Ein Trigger ist die Bedingung, die erfüllt werden muss, um die Daten des Tag Managers an das jeweilige Tool weiterzuleiten oder das Tag zu blockieren. Ein Beispiel für einen Trigger für den Google Analytics Tag ist der Seitenaufruf. Damit wird der GA Tag immer dann aktiv, wenn eine Unterseite besucht wird. 

  • Variablen

Mit Variablen können Sie Tags und Trigger genauer definieren. So lässt sich nicht nur festlegen, dass der Trigger bei einem Seitenaufruf auslöst, sondern die genaue Seite definieren, etwa die Unterseite einer bestimmten Dienstleistung.

Das Google Tag Manager Konto lässt sich in 30 Sekunden eröffnen

Google Tag Manager Konto einrichten – so geht’s!

Der erste Schritt bei der Einrichtung des Tag Managers ist das Erstellen eines Kontos. Öffnen Sie dafür die Seite des Google Tag Manager. Nachdem Sie sich mit Ihrem Google Konto eingeloggt haben, können Sie über die Schaltfläche „Konto erstellen“ fortfahren.

Die Registrierung ist innerhalb von 30 Sekunden erledigt. Geben Sie einen Namen für Ihr Unternehmen an, wählen Sie das entsprechende Land aus und geben einen Namen für den Container an. Zu guter Letzt wählen Sie die Zielplattform aus, für eine Website wäre das „Web“. Nach einem Klick auf „Erstellen“ und bestätigen der Datenschutzbedingungen sind Sie startklar.

In einem anderen Artikel zeigen wir Ihnen, wie Sie Google Analytics einrichten, weitere Container erstellen, Google Analytics Tags und andere Tags in den Tag Manager Container einfügen und mehr.

Google Tag Manager & WordPress verbinden

Nach der erfolgreichen Registrierung wird Ihnen ein Fenster mit Code angezeigt, den Sie in den <head> und <body>-Bereich Ihrer Website einfügen müssen. Diese manuelle Vorgehensweise ist die erste von zwei Möglichkeiten, die wir Ihnen vorstellen, um den Google Tag Manager & WordPress zu verbinden.

Google Tag Manager Tutorial zum Einfügen des Tags in die Theme-Header
Die manuelle Integration ist in WordPress schnell und unkompliziert

Manuelle Integration vom Google Tag Manager in WordPress

Wenn Sie den Google Tag Manager unter WordPress manuell einbinden möchten, geht dies am einfachsten über das Theme-Editor-Menü. Öffnen Sie dafür Ihr WordPress Dashboard, gehen auf das Pinselsymbol und anschließend „Theme-Editor“.

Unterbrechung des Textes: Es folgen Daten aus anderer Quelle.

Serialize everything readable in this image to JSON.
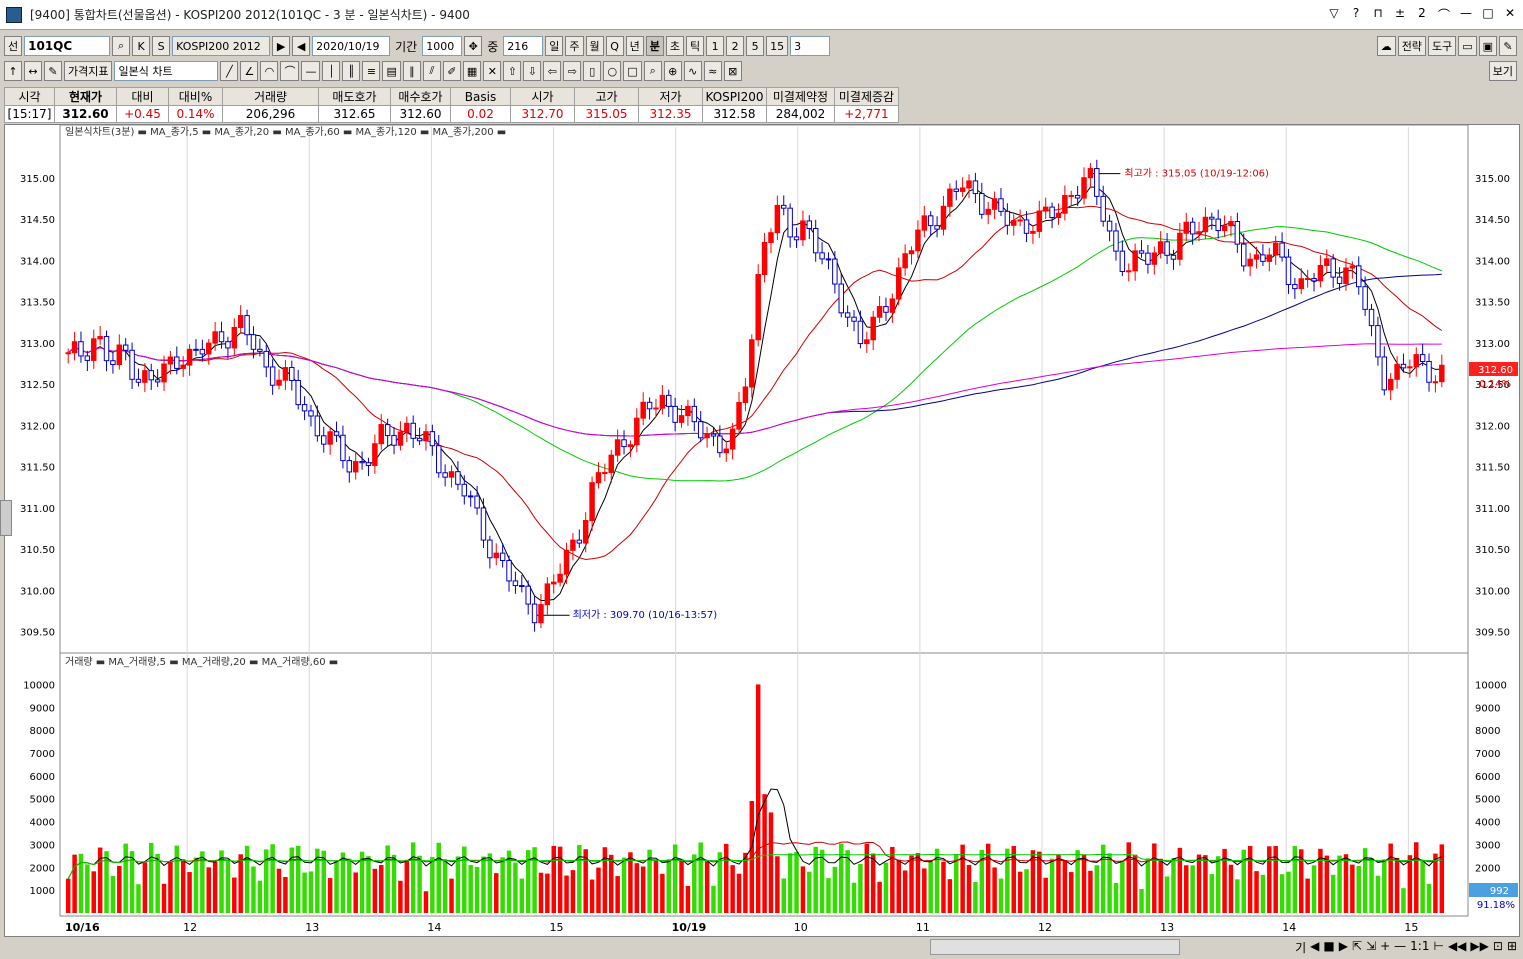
{
  "window": {
    "title": "[9400] 통합차트(선물옵션) - KOSPI200 2012(101QC - 3 분 - 일본식차트) - 9400",
    "controls": [
      "▽",
      "?",
      "⊓",
      "±",
      "2",
      "⌒",
      "—",
      "□",
      "✕"
    ]
  },
  "toolbar1": {
    "sun_btn": "선",
    "code": "101QC",
    "k_btn": "K",
    "s_btn": "S",
    "name": "KOSPI200 2012",
    "date": "2020/10/19",
    "period_label": "기간",
    "period_value": "1000",
    "count_label": "중",
    "count_value": "216",
    "interval_buttons": [
      "일",
      "주",
      "월",
      "Q",
      "년",
      "분",
      "초",
      "틱",
      "1",
      "2",
      "5",
      "15"
    ],
    "interval_value": "3",
    "strategy_btn": "전략",
    "tools_btn": "도구"
  },
  "toolbar2": {
    "indicator_btn": "가격지표",
    "chart_type": "일본식 차트",
    "view_btn": "보기"
  },
  "quote": {
    "headers": [
      "시각",
      "현재가",
      "대비",
      "대비%",
      "거래량",
      "매도호가",
      "매수호가",
      "Basis",
      "시가",
      "고가",
      "저가",
      "KOSPI200",
      "미결제약정",
      "미결제증감"
    ],
    "values": [
      "[15:17]",
      "312.60",
      "+0.45",
      "0.14%",
      "206,296",
      "312.65",
      "312.60",
      "0.02",
      "312.70",
      "315.05",
      "312.35",
      "312.58",
      "284,002",
      "+2,771"
    ]
  },
  "colors": {
    "up": "#ff0000",
    "down": "#0000cc",
    "ma5": "#000000",
    "ma20": "#d00000",
    "ma60": "#00cc00",
    "ma120": "#00008b",
    "ma200": "#dd00dd",
    "vol": "#33dd00"
  },
  "price_panel": {
    "legend": "일본식차트(3분) ▬ MA_종가,5 ▬ MA_종가,20 ▬ MA_종가,60 ▬ MA_종가,120 ▬ MA_종가,200 ▬",
    "y_ticks": [
      "315.00",
      "314.50",
      "314.00",
      "313.50",
      "313.00",
      "312.50",
      "312.00",
      "311.50",
      "311.00",
      "310.50",
      "310.00",
      "309.50"
    ],
    "high_label": "최고가 : 315.05 (10/19-12:06)",
    "low_label": "최저가 : 309.70 (10/16-13:57)",
    "current_price": "312.60",
    "current_pct": "0.14%"
  },
  "volume_panel": {
    "legend": "거래량 ▬ MA_거래량,5 ▬ MA_거래량,20 ▬ MA_거래량,60 ▬",
    "y_ticks": [
      "10000",
      "9000",
      "8000",
      "7000",
      "6000",
      "5000",
      "4000",
      "3000",
      "2000",
      "1000"
    ],
    "current_volume": "992",
    "current_pct": "91.18%"
  },
  "x_axis": {
    "labels": [
      "10/16",
      "12",
      "13",
      "14",
      "15",
      "10/19",
      "10",
      "11",
      "12",
      "13",
      "14",
      "15"
    ]
  },
  "status": {
    "buttons": [
      "기",
      "◀",
      "■",
      "▶",
      "⇱",
      "⇲",
      "+",
      "—",
      "1:1",
      "⊢",
      "◀◀",
      "▶▶",
      "⊡",
      "⊞"
    ]
  },
  "chart_data": {
    "type": "candlestick",
    "price_series": {
      "close_path": [
        312.8,
        312.9,
        313.1,
        312.7,
        312.9,
        312.6,
        312.5,
        312.7,
        312.9,
        312.8,
        313.0,
        313.1,
        313.2,
        313.0,
        312.7,
        312.6,
        312.4,
        312.1,
        311.9,
        311.7,
        311.5,
        311.6,
        311.8,
        311.9,
        312.0,
        311.8,
        311.6,
        311.4,
        311.2,
        310.8,
        310.5,
        310.2,
        309.9,
        309.8,
        310.0,
        310.3,
        310.7,
        311.2,
        311.5,
        311.8,
        312.0,
        312.2,
        312.3,
        312.2,
        312.0,
        311.9,
        311.8,
        311.8,
        312.7,
        314.2,
        314.6,
        314.3,
        314.5,
        314.1,
        313.7,
        313.4,
        313.0,
        313.2,
        313.6,
        314.0,
        314.3,
        314.5,
        314.7,
        314.9,
        314.8,
        314.7,
        314.5,
        314.4,
        314.5,
        314.5,
        314.6,
        314.9,
        315.0,
        314.6,
        314.1,
        313.9,
        314.0,
        314.2,
        314.1,
        314.3,
        314.5,
        314.5,
        314.3,
        314.1,
        314.0,
        314.1,
        313.9,
        313.7,
        313.8,
        313.9,
        313.9,
        313.8,
        313.1,
        312.6,
        312.6,
        312.8,
        312.7,
        312.6
      ],
      "labels": {
        "high": 315.05,
        "low": 309.7,
        "current": 312.6
      }
    },
    "y_range": [
      309.4,
      315.3
    ],
    "volume_range": [
      0,
      10500
    ]
  }
}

Hier können Sie im rechten Menü auf „Theme-Header“ klicken und dort nach dem <head>-Tag den oberen Teil des Google Tag Manager Codes einfügen. Den zweiten Codeschnipsel für den <body> Tag können Sie ebenso in der „Theme-Header“ Datei einfügen

Mit Site Kit den Google Tag Manager in WordPress einbinden

Die Alternative zur manuellen Integration führt über ein Plugin. Hierfür benutzen wir in unserem Beispiel Googles Site Kit Plugin. Wie andere Plugins können Sie dies auch im WordPress Dashboard installieren und anschließend aktivieren.

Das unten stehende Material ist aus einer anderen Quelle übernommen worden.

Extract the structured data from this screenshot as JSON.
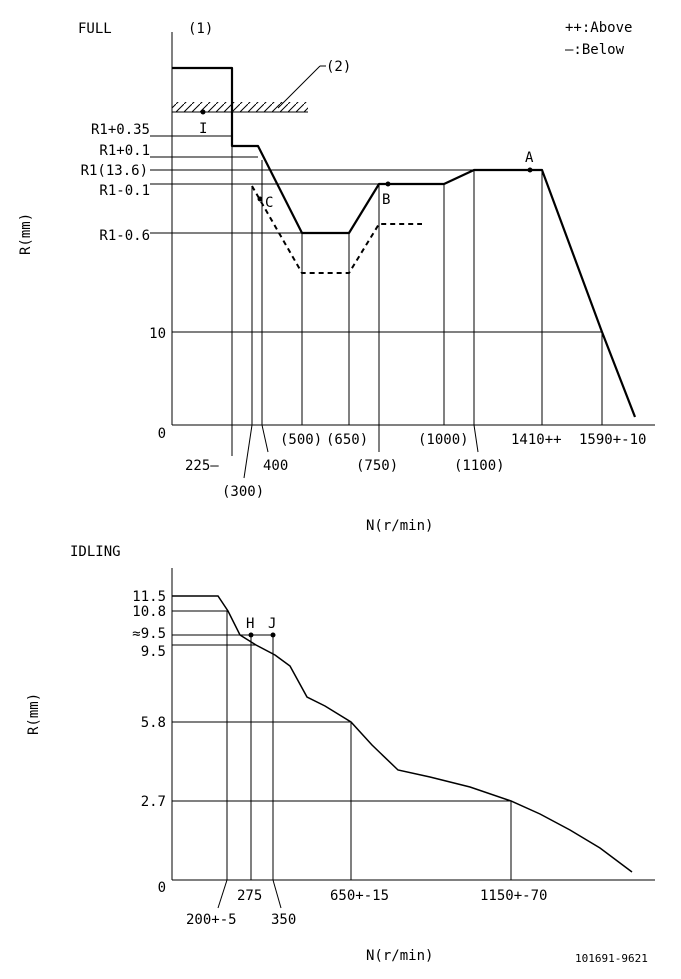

Der Vorteil von Site Kit ist, dass Sie nach der Anmeldung in Ihrem Google Konto verschiedene Google Tools hinzufügen können. Außerdem ist die Erstellung eines Kontos für jeden Dienst direkt im Plugin möglich, Sie müssen also keinen Umweg über die Website eines der Tools nehmen.

Für die Anbindung des Tag Managers können Sie in Site Kit entweder ein neues Google Analytics Konto erstellen oder ein vorhandenes nutzen und darin bestehende Container verwenden bzw. neue erstellen. 

Falls Sie ein bestehendes Tag Manager Konto und Container benutzen wollen, wählen Sie dieses aus dem Dropdown-Menü aus und klicken auf „Bestätigen und Fortfahren“.

Der Google Tag Manager ist das Schweizer Taschenmesser des Onlinemarketings 

Das Schweizer Taschenmesser bietet, je nach Ausführung, eine Fülle an Funktionen. Der Tag Manager ist wie die Hülle (Container) des Taschenmessers, in der die einzelnen Werkzeuge (Tags) ihren Platz finden. Alle gewünschten Tools sind an einem Platz vereint. 

Mit dem Tag Manager können Sie im Nullkommanichts verschiedene Marketingmaßnahmen umsetzen und deren Erfolg messen, ohne dafür auf einen Entwickler warten zu müssen. Wir wünschen Ihnen viel Erfolg und Spaß dabei!